There are several thingies (......that's a technical economic term) that are happening right now that all link together in some form to drive components and the present direction in the wine business. Since this is a blog though, and blogs are generally top of mind and brief, discussing the state of anything is going to either violate the Constitution of the Blogosphere or the tenants of mildly meaningful research. Instead, I'm going to leave out a pantload (......that's another technical economic term) ... of discussion topics such as demand for wine, and go with the top 4 thingies worth pondering at this point in the year.
- The first thingy is water. There isn't any as the video above portrays. That's not good. And it's not just a Central Valley thingy. This water thingy is running throughout the Ag. and wine industry and will only get worse.
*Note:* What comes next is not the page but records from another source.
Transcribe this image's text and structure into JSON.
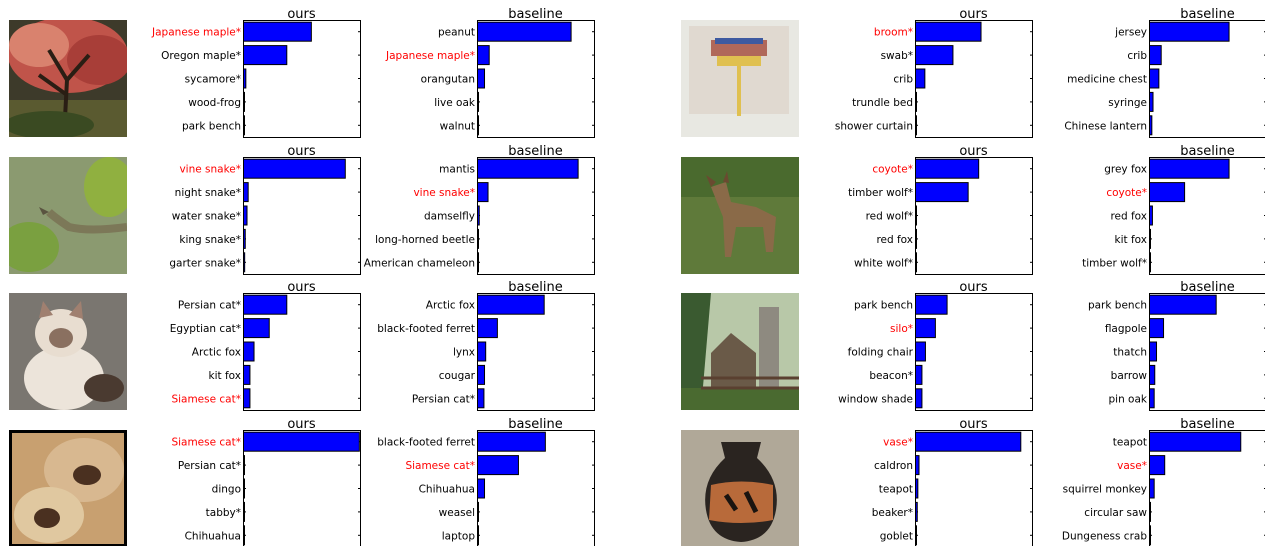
{
  "colors": {
    "bar": "#0000ff",
    "bar_edge": "#000000",
    "highlight": "#ff0000",
    "label": "#000000"
  },
  "panel_titles": {
    "ours": "ours",
    "baseline": "baseline"
  },
  "images": [
    {
      "semantic": "japanese-maple-tree-photo"
    },
    {
      "semantic": "broom-photo"
    },
    {
      "semantic": "vine-snake-photo"
    },
    {
      "semantic": "coyote-photo"
    },
    {
      "semantic": "persian-cat-photo"
    },
    {
      "semantic": "silo-barn-photo"
    },
    {
      "semantic": "siamese-cats-photo"
    },
    {
      "semantic": "greek-vase-photo"
    }
  ],
  "chart_data": [
    {
      "type": "bar",
      "orientation": "horizontal",
      "title": "ours",
      "xlim": [
        0,
        1
      ],
      "categories": [
        "Japanese maple*",
        "Oregon maple*",
        "sycamore*",
        "wood-frog",
        "park bench"
      ],
      "values": [
        0.58,
        0.37,
        0.02,
        0.004,
        0.002
      ],
      "highlight": [
        true,
        false,
        false,
        false,
        false
      ]
    },
    {
      "type": "bar",
      "orientation": "horizontal",
      "title": "baseline",
      "xlim": [
        0,
        1
      ],
      "categories": [
        "peanut",
        "Japanese maple*",
        "orangutan",
        "live oak",
        "walnut"
      ],
      "values": [
        0.8,
        0.1,
        0.06,
        0.006,
        0.004
      ],
      "highlight": [
        false,
        true,
        false,
        false,
        false
      ]
    },
    {
      "type": "bar",
      "orientation": "horizontal",
      "title": "ours",
      "xlim": [
        0,
        1
      ],
      "categories": [
        "broom*",
        "swab*",
        "crib",
        "trundle bed",
        "shower curtain"
      ],
      "values": [
        0.56,
        0.32,
        0.08,
        0.005,
        0.003
      ],
      "highlight": [
        true,
        false,
        false,
        false,
        false
      ]
    },
    {
      "type": "bar",
      "orientation": "horizontal",
      "title": "baseline",
      "xlim": [
        0,
        1
      ],
      "categories": [
        "jersey",
        "crib",
        "medicine chest",
        "syringe",
        "Chinese lantern"
      ],
      "values": [
        0.68,
        0.1,
        0.08,
        0.03,
        0.02
      ],
      "highlight": [
        false,
        false,
        false,
        false,
        false
      ]
    },
    {
      "type": "bar",
      "orientation": "horizontal",
      "title": "ours",
      "xlim": [
        0,
        1
      ],
      "categories": [
        "vine snake*",
        "night snake*",
        "water snake*",
        "king snake*",
        "garter snake*"
      ],
      "values": [
        0.87,
        0.04,
        0.03,
        0.015,
        0.01
      ],
      "highlight": [
        true,
        false,
        false,
        false,
        false
      ]
    },
    {
      "type": "bar",
      "orientation": "horizontal",
      "title": "baseline",
      "xlim": [
        0,
        1
      ],
      "categories": [
        "mantis",
        "vine snake*",
        "damselfly",
        "long-horned beetle",
        "American chameleon"
      ],
      "values": [
        0.86,
        0.09,
        0.015,
        0.008,
        0.005
      ],
      "highlight": [
        false,
        true,
        false,
        false,
        false
      ]
    },
    {
      "type": "bar",
      "orientation": "horizontal",
      "title": "ours",
      "xlim": [
        0,
        1
      ],
      "categories": [
        "coyote*",
        "timber wolf*",
        "red wolf*",
        "red fox",
        "white wolf*"
      ],
      "values": [
        0.54,
        0.45,
        0.006,
        0.004,
        0.002
      ],
      "highlight": [
        true,
        false,
        false,
        false,
        false
      ]
    },
    {
      "type": "bar",
      "orientation": "horizontal",
      "title": "baseline",
      "xlim": [
        0,
        1
      ],
      "categories": [
        "grey fox",
        "coyote*",
        "red fox",
        "kit fox",
        "timber wolf*"
      ],
      "values": [
        0.68,
        0.3,
        0.025,
        0.006,
        0.004
      ],
      "highlight": [
        false,
        true,
        false,
        false,
        false
      ]
    },
    {
      "type": "bar",
      "orientation": "horizontal",
      "title": "ours",
      "xlim": [
        0,
        1
      ],
      "categories": [
        "Persian cat*",
        "Egyptian cat*",
        "Arctic fox",
        "kit fox",
        "Siamese cat*"
      ],
      "values": [
        0.37,
        0.22,
        0.09,
        0.055,
        0.055
      ],
      "highlight": [
        false,
        false,
        false,
        false,
        true
      ]
    },
    {
      "type": "bar",
      "orientation": "horizontal",
      "title": "baseline",
      "xlim": [
        0,
        1
      ],
      "categories": [
        "Arctic fox",
        "black-footed ferret",
        "lynx",
        "cougar",
        "Persian cat*"
      ],
      "values": [
        0.57,
        0.17,
        0.07,
        0.06,
        0.055
      ],
      "highlight": [
        false,
        false,
        false,
        false,
        false
      ]
    },
    {
      "type": "bar",
      "orientation": "horizontal",
      "title": "ours",
      "xlim": [
        0,
        1
      ],
      "categories": [
        "park bench",
        "silo*",
        "folding chair",
        "beacon*",
        "window shade"
      ],
      "values": [
        0.27,
        0.17,
        0.085,
        0.055,
        0.055
      ],
      "highlight": [
        false,
        true,
        false,
        false,
        false
      ]
    },
    {
      "type": "bar",
      "orientation": "horizontal",
      "title": "baseline",
      "xlim": [
        0,
        1
      ],
      "categories": [
        "park bench",
        "flagpole",
        "thatch",
        "barrow",
        "pin oak"
      ],
      "values": [
        0.57,
        0.12,
        0.06,
        0.045,
        0.04
      ],
      "highlight": [
        false,
        false,
        false,
        false,
        false
      ]
    },
    {
      "type": "bar",
      "orientation": "horizontal",
      "title": "ours",
      "xlim": [
        0,
        1
      ],
      "categories": [
        "Siamese cat*",
        "Persian cat*",
        "dingo",
        "tabby*",
        "Chihuahua"
      ],
      "values": [
        0.99,
        0.005,
        0.002,
        0.002,
        0.001
      ],
      "highlight": [
        true,
        false,
        false,
        false,
        false
      ]
    },
    {
      "type": "bar",
      "orientation": "horizontal",
      "title": "baseline",
      "xlim": [
        0,
        1
      ],
      "categories": [
        "black-footed ferret",
        "Siamese cat*",
        "Chihuahua",
        "weasel",
        "laptop"
      ],
      "values": [
        0.58,
        0.35,
        0.06,
        0.006,
        0.004
      ],
      "highlight": [
        false,
        true,
        false,
        false,
        false
      ]
    },
    {
      "type": "bar",
      "orientation": "horizontal",
      "title": "ours",
      "xlim": [
        0,
        1
      ],
      "categories": [
        "vase*",
        "caldron",
        "teapot",
        "beaker*",
        "goblet"
      ],
      "values": [
        0.9,
        0.03,
        0.02,
        0.015,
        0.005
      ],
      "highlight": [
        true,
        false,
        false,
        false,
        false
      ]
    },
    {
      "type": "bar",
      "orientation": "horizontal",
      "title": "baseline",
      "xlim": [
        0,
        1
      ],
      "categories": [
        "teapot",
        "vase*",
        "squirrel monkey",
        "circular saw",
        "Dungeness crab"
      ],
      "values": [
        0.78,
        0.13,
        0.04,
        0.006,
        0.004
      ],
      "highlight": [
        false,
        true,
        false,
        false,
        false
      ]
    }
  ]
}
- Second is the heat wave from the past week. Early discussions suggest the heat will reduce expected crop size by 10% plus or minus due to sunburn from the recent record heatwave. A related issue vis-à-vis supply is the size of the world harvest in the Southern Hemisphere.
- Third is rising interest rates. That does all kinds of thingies to the wine business.
- Fourth: the world is shrinking and so is the market share for US produced wine.
Even Edyie Gorme Knows it
I'm Channeling Milton Friedman ........
What is clear at present is the US Economy is ahead of world economies in recovering. As our domestic interest rates rise, foreign currencies depreciate unless they increase their own rate structures to attract capital inflows. If they don't they lose in the carry trade translation. The expectation in Europe should be to do nothing and let their currency sink versus the dollar so their exports to the US have a rate advantage. But there are many who expect to see European rates rise "in sympathy." I'm doubting that as of this writing. My guess today is we see the US dollar strengthen across a basket of currencies leading to cheaper imports overall, and that keeps our purchasing power up at the consumer level, and inflation contained. The problem, is a strengthening dollar equals cheaper wine imports, for both bottled and bulk wine.
My Akward First Dance
Turrentine Bulk Volumes
Drought might be a crack in California's Recovery
The Ghosts from Italian Swiss Colony say...
- It looks like harvest is trending to be normal to maybe slightly above normal.
- Long term supply is going to be short with normal harvests in the next few years.
- World supply seems enhanced by good harvests in the Southern Hemisphere.
- Rising interest rates will strengthen the US currencies leading to cheaper imports which does have an impact on our wine growing brothers and sisters in the Central Valley in particular, especially when water - or the lack of it cuts into supply, and the damage from the just passed heat wave is factored in to the equation.
- Grape supply and juice seems adequate if not a taste long for now based on last year's harvest and and expected average to above average return this year, but still should be short-ish going out for the next few years.
- There is every reason to believe imports will continue to get a larger share of the US consumer dollar.